Stock futures fall as tech rout deepens before SpaceX IPO
Nasdaq futures slipped 0.2% after Friday’s tech rout as oil jumped and investors braced for SpaceX’s $1.77 trillion IPO.

Stock futures pointed lower as the tech selloff that hit Wall Street late last week carried into the new session, with Nasdaq-100 futures down 0.2% after the benchmark’s biggest drop since April 2025. The move came as investors digested a strong jobs report that pushed up expectations for a Federal Reserve rate hike and a jump in oil after Iran fired missiles at Israel, a combination that revived fears about both growth stocks and geopolitics.
The latest pullback followed a violent rotation out of the market’s most crowded winners. On June 4, the Nasdaq 100 fell 5% in an AI-led rout as yields climbed, halting Wall Street’s rally and underscoring how sensitive the sector has become to higher borrowing costs. Even so, the iShares Semiconductor ETF was still up 79% for the year, a sign that the selloff has come after a massive run rather than after a broad collapse in chip and AI enthusiasm.

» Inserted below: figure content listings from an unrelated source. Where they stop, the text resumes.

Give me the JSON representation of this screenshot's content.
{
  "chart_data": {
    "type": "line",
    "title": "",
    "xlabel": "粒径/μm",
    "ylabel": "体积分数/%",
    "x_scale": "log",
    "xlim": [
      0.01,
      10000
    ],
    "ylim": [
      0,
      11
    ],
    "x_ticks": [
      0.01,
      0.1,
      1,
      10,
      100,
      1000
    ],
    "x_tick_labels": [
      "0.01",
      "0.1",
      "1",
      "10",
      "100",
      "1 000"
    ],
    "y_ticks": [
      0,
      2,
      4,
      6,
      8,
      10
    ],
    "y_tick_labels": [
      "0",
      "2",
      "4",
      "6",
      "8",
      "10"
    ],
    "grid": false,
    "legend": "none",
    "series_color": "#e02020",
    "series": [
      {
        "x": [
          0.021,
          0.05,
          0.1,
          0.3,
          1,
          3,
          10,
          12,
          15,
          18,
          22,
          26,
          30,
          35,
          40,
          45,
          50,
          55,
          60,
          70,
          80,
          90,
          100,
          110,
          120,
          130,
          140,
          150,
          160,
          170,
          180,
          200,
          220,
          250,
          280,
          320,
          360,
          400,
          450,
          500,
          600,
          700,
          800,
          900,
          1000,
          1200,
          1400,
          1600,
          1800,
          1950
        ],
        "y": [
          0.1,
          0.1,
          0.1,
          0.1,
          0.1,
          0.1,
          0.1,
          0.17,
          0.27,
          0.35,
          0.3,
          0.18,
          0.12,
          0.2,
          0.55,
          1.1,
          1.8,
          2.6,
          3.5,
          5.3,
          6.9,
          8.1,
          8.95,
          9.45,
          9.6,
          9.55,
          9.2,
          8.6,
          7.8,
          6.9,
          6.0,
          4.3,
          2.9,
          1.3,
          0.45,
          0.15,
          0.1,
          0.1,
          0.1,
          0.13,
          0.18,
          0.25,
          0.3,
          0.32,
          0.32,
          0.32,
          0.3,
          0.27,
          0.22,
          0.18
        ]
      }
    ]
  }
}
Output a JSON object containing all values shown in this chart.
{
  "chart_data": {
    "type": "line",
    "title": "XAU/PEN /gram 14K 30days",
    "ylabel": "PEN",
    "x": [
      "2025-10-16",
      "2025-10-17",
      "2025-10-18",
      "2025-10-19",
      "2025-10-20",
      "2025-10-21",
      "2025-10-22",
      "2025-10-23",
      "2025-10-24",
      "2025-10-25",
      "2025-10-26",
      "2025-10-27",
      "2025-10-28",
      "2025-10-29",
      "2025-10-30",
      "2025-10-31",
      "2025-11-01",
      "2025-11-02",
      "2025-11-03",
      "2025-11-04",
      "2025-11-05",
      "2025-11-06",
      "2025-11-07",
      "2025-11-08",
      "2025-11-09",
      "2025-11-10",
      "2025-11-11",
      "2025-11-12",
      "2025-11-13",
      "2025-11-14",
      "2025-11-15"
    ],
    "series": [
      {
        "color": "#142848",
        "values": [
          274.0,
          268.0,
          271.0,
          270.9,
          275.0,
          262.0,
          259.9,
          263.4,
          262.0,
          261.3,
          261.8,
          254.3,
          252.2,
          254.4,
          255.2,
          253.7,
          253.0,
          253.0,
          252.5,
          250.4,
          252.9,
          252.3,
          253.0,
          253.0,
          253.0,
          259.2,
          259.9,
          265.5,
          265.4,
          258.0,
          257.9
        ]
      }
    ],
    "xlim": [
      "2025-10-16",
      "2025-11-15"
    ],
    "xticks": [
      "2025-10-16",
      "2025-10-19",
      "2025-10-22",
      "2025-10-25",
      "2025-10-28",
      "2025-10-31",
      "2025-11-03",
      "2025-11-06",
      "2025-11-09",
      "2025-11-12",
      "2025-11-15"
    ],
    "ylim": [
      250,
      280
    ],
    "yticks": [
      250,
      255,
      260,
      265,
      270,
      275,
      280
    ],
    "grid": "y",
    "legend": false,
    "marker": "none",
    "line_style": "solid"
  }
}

The whiplash was already visible in the prior session. On June 3, the Dow Jones Industrial Average closed at a record 51,561.93, up 874.86 points, while the Nasdaq Composite slipped 0.09% to 26,830.96 and the S&P 500 added 0.41% to 7,584.31. That split screen showed money moving away from megacap technology and into more cyclical parts of the market even before the latest rush to the exits.
SpaceX has added another layer of tension. CNBC reported that the company is expected to go public next week in what could be the largest IPO ever, with a valuation of $1.77 trillion. The listing has fueled excitement about the durability of the space, defense and artificial intelligence trade, but it has also intensified talk that some investors are chasing an expensive late-stage narrative just as rates, oil and geopolitical risk are moving against them.

Morningstar offered a sharper warning on valuation, putting SpaceX at $780 billion, about 48% below its private-market valuation of $1.5 trillion. Its analysts said the IPO does not look like the best entry point for retail investors. That gap between headline enthusiasm and fundamental caution captures the mood on Wall Street right now: not panic, but a clear repricing of how much investors are willing to pay for concentrated tech growth in a less forgiving macro and geopolitical climate.